AFTER THE ELECTION by Janell Cannon
Wire frame of a campaign sign, and other scraps.
Born and raised in Minnesota, and a Southern California resident for 35
years. Have been a graphic artist, children's book author and illustrator
for the past few decades. Before that, cleaned motel rooms, did auto body
work, green house labor and was a janitor. I like drawing better than
knucklebusting or cleaning up after messy people.
Each time an election year comes around, thousands of campaign signs sprout up alongside roads and on medians in busy avenues. They shout YES on this and NO on that, and declare who is right for the job for some level of community governance.
This altar is made from the wire frame of one of the many campaign signs that get left behind after the election.

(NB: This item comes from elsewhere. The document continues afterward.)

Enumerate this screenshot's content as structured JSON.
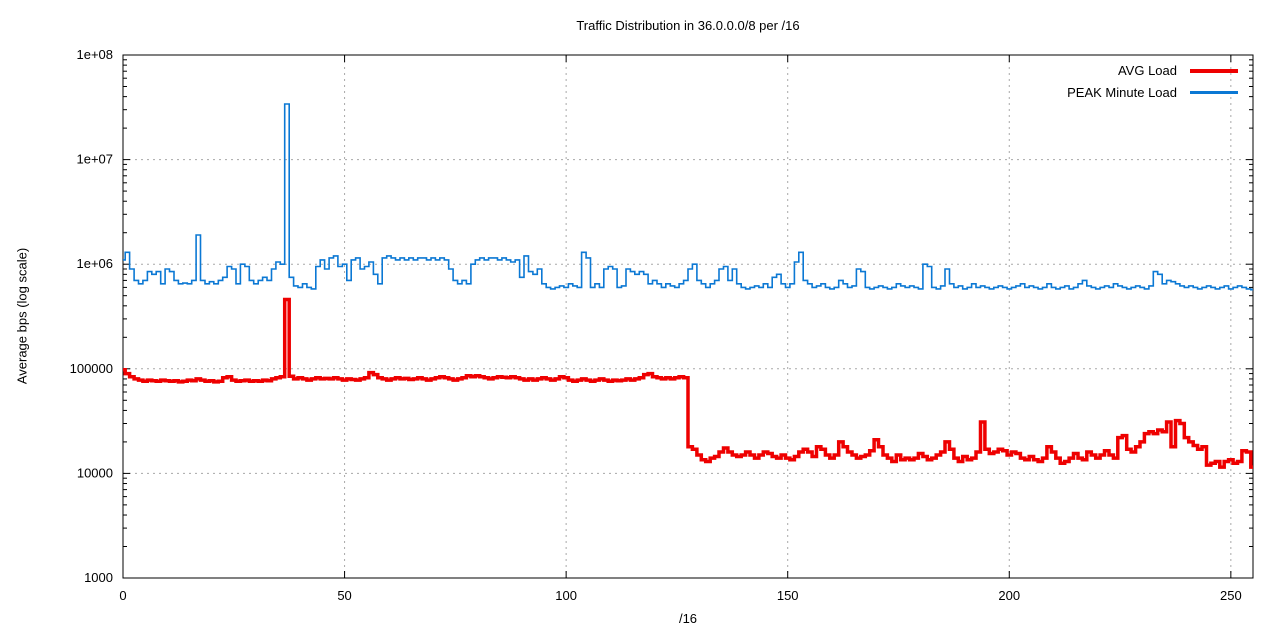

A piece of drywall scrap serves as a tablet on which I stamped words and sentences that represent things that I believe all humans want in their lives--and those things which politicians promise time and again throughout human history in their desire to rise to power.
The vertical stream of red words describe attributes of humans that have a way of eroding all of the things that we want from life and which seem to keep most political promises from ever being kept, and human society from transcending poverty, injustice, corruption, war and other maladies that have always seemed to plague every nation to varying degrees from time immemorial. The stamped-in words and sentences ultimately blur into nonsensical patterns, but the dynamics behind them are always the same, regardless of language or era.
This altar was built as a place to contemplate and call for the ability to transcend the barriers to peace, respect, integrity, honesty and sanity among all people.